Tú los habitas con nosotros y con todos estos ángeles de los que se habla en la
oración de Completas, y que deben también guardarnos en la paz. Es allí donde
conozco el gozo del trabajo y con más frecuencia el disgusto de la carne; allí
también donde, sobre todos esos papeles que atestan mi mesa, he escrito mis
notas, mis reflexiones, lo que yo creía mis descubrimientos: pobres cosas, sin
duda, pero, Señor, Tú también sabes que no soy ningún genio.
Yo
siquiera que mi cuarto no fuera para mí sólo un refugio, ni que me ayudase a
olvidar el mundo entero que padece, que se agita y que lucha confusamente allá
fuera. Tengo miedo de este veneno sutil, de esta anestesia, de esta pereza
pavorosa que encubre tan a menudo la soledad. Consígueme, Señor, que
cualesquiera que sean mis desgracias llegue siempre a mis oídos el lamento
inmenso de todos los que lloran en la noche, y que la tranquilidad de mi
cuarto, lejos de ser el abrigo bien acolchado en el que se saborea el placer del
olvido, sea siempre el taller silencioso donde el alma aprende a ser útil. Que
sea como el puesto del vigía de oído atento a los escuchas y que rehúsa cerrar
los ojos. Tú, que entraste en el Cenáculo a puertas cerradas, bien puedes
visitarme en mi cuarto blanco de cal. Puedes venir a contarme lo que pasa en tu
universo, en esta Tierra Santa en la que tanto te cuesta abrirte un camino, en
la que parecen sonar a hueco las Bienaventuranzas, en la que el grano
evangélico cae sobre las piedras duras y en la que Tú buscas, en tu angustia de
Redentor, corazones que te comprendan y brazos que te ayuden.
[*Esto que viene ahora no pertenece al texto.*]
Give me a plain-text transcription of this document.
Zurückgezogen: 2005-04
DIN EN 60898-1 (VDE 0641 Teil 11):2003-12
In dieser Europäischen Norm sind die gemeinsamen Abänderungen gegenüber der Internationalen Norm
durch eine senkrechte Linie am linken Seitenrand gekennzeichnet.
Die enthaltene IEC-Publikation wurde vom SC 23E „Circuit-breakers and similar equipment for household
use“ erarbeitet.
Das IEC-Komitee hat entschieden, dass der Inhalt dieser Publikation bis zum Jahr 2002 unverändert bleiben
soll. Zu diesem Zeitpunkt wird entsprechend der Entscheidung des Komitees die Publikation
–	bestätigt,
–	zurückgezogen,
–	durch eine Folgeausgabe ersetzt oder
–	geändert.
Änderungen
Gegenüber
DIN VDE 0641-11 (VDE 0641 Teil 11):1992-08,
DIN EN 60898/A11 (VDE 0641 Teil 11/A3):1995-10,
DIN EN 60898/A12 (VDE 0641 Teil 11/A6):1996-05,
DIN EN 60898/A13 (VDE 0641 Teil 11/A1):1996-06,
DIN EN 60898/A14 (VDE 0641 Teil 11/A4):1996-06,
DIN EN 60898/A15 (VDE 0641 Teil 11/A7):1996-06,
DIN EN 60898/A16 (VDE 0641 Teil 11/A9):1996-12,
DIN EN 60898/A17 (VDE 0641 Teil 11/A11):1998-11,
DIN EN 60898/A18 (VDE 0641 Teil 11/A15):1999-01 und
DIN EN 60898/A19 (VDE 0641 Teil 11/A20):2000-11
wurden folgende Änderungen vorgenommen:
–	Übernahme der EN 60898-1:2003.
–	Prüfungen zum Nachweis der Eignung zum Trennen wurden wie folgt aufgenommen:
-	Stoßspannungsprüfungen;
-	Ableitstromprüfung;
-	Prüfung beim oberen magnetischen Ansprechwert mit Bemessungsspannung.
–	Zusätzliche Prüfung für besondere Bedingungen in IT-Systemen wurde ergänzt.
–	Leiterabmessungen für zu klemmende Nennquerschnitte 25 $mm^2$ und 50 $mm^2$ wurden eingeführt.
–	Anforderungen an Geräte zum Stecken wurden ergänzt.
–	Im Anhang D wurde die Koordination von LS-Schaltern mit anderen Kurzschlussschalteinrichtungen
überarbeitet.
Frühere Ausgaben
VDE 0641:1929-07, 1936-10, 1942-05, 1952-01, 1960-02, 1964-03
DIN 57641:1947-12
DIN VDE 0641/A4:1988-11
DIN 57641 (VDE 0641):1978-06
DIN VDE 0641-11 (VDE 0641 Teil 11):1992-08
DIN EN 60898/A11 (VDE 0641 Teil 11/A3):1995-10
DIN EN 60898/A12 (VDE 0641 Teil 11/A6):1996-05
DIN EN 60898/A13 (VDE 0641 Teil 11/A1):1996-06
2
Y te doy las gracias por todo lo que encierran, en su minúsculo cerco, las cuatro paredes de mi cuarto; por las noticias buenas y malas que allí me han llegado, por las largas horas de fatiga y de trabajo y por los breves relámpagos que yo, un poco cándidamente, consideraba como inspiraciones; por la oración y el sueño; por los adioses de los visitantes que jamás he vuelto a ver y por la alegre venida de los amigos que no esperaba. ¡Mi cuarto! Convendría poner en plural esta palabra. ¡Señor! Bajo todos los climas, en todos los continentes los he encontrado y me han acogido. Los había que daban al mar, otros a la calle, otros al vasto bosque africano, y otros a un pequeño jardín de convento bien rastrillado. Aquí oía todas las campanas de nuestras ciudades cristianas de Europa; allá, el rumor infatigable del viejo océano Pacífico; y más allá aún, sobre el suelo ardiente del sol, el canturreo de la voz de los mercaderes ambulantes; pero en todas partes yo podía volver a encontrarte y a sentirte presente; y cuando se hayan acabado los días de mi peregrinación, después de haber atravesado tantos países, yo espero de tu misericordia verse abrir, ante mi miseria, una de esas pequeñas mansiones de eternidad de las que Tú decías a los discípulos que había muchas en la casa del Padre.